Township in Minnesota, United States

Balsam Township is a township in Aitkin County, Minnesota, United States. The population was 29 as of the 2020 census. The population in 2021 is estimated to be 29.

==History==
Balsam Township was named for two species of trees prevalent in the area, the balsam fir and balsam poplar. The Savanna Portage, a key passage from precontact Native American times into the early Euro-American settlement period, is preserved within Savanna Portage State Park and is listed on the National Register of Historic Places.

==Geography==
According to the United States Census Bureau, the township has a total area of 95.2 km2, of which 93.3 km2 is land and 1.9 km2, or 1.97%, is water.

===Lakes===
- Little Prairie Lake
- Little Savanna Lake
- Loon Lake (east quarter)
- Savanna Lake
- Shumway Lake
- Stony Lake
- Wolf Lake (vast majority)

===Adjacent townships===
- Halden Township, St. Louis County (northeast)
- Prairie Lake Township, St. Louis County (east)
- Beseman Township, Carlton County (southeast)
- Haugen Township (south)
- Shamrock Township (southwest)
- Turner Township (west)
- Cornish Township (northwest)

==Demographics==
As of the census of 2000, there were 34 people, 16 households, and 11 families residing in the township. The population density was 0.9 people per square mile (0.4/km^{2}). There were 43 housing units at an average density of 1.2/sq mi (0.5/km^{2}). The racial makeup of the township was 100.00% White. Hispanic or Latino of any race were 2.94% of the population.

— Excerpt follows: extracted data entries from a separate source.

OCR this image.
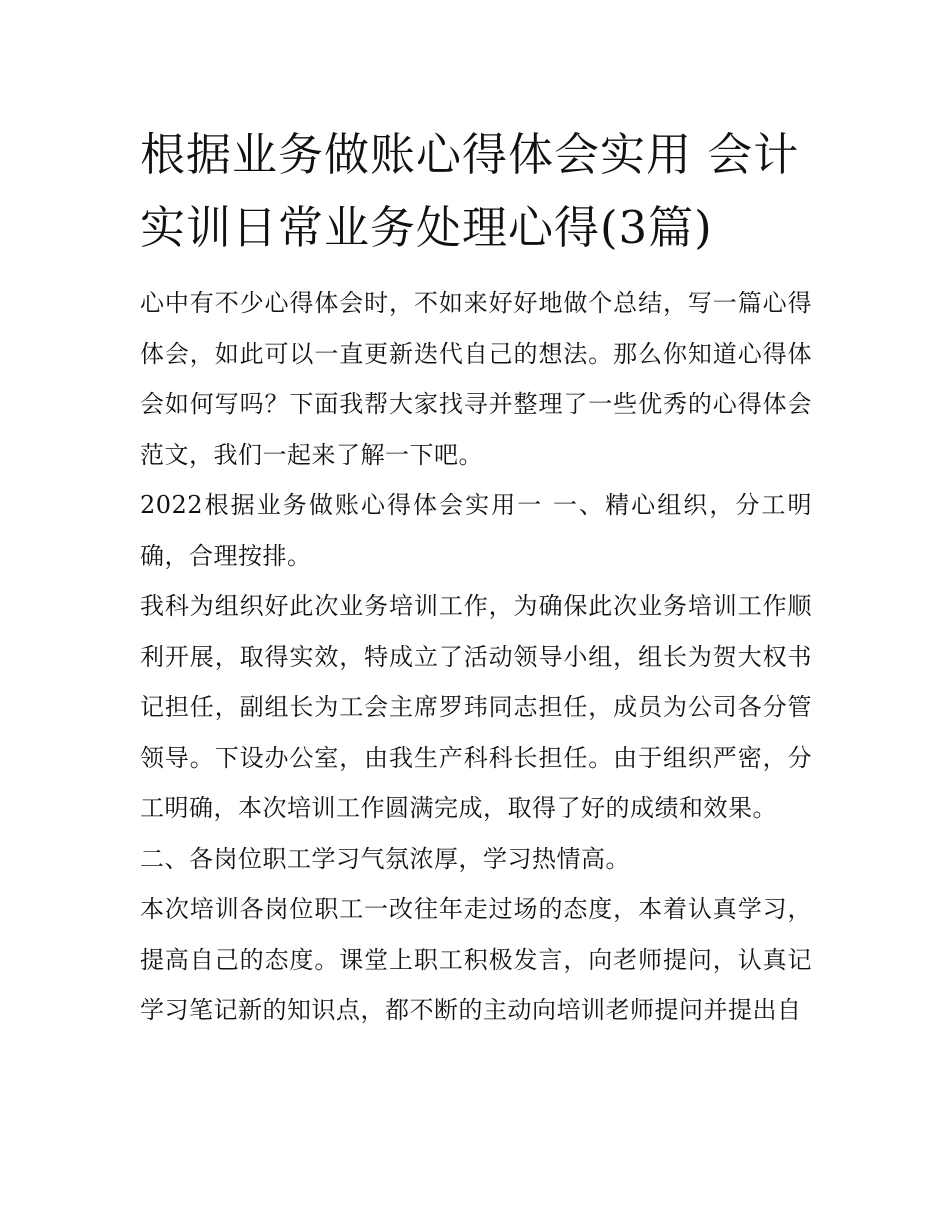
根据业务做账心得体会实用 会计实训日常业务处理心得(3篇)

心中有不少心得体会时，不如来好好地做个总结，写一篇心得体会，如此可以一直更新迭代自己的想法。那么你知道心得体会如何写吗？下面我帮大家找寻并整理了一些优秀的心得体会范文，我们一起来了解一下吧。

2022根据业务做账心得体会实用一 一、精心组织，分工明确，合理按排。

我科为组织好此次业务培训工作，为确保此次业务培训工作顺利开展，取得实效，特成立了活动领导小组，组长为贺大权书记担任，副组长为工会主席罗玮同志担任，成员为公司各分管领导。下设办公室，由我生产科科长担任。由于组织严密，分工明确，本次培训工作圆满完成，取得了好的成绩和效果。

二、各岗位职工学习气氛浓厚，学习热情高。

本次培训各岗位职工一改往年走过场的态度，本着认真学习，提高自己的态度。课堂上职工积极发言，向老师提问，认真记学习笔记新的知识点，都不断的主动向培训老师提问并提出自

There were 16 households, out of which 12.5% had children under the age of 18 living with them, 68.8% were married couples living together, and 31.3% were non-families. 25.0% of all households were made up of individuals, and 6.3% had someone living alone who was 65 years of age or older. The average household size was 2.13 and the average family size was 2.36.

In the township the population was spread out, with 14.7% under the age of 18, 23.5% from 25 to 44, 41.2% from 45 to 64, and 20.6% who were 65 years of age or older. The median age was 56 years. For every 100 females, there were 78.9 males. For every 100 females age 18 and over, there were 81.3 males.

The median income for a household in the township was $18,250, and the median income for a family was $17,500. Males had a median income of $22,500 versus $18,750 for females. The per capita income for the township was $8,973. There were 12.5% of families and 13.6% of the population living below the poverty line, including no under eighteens and 33.3% of those over 64.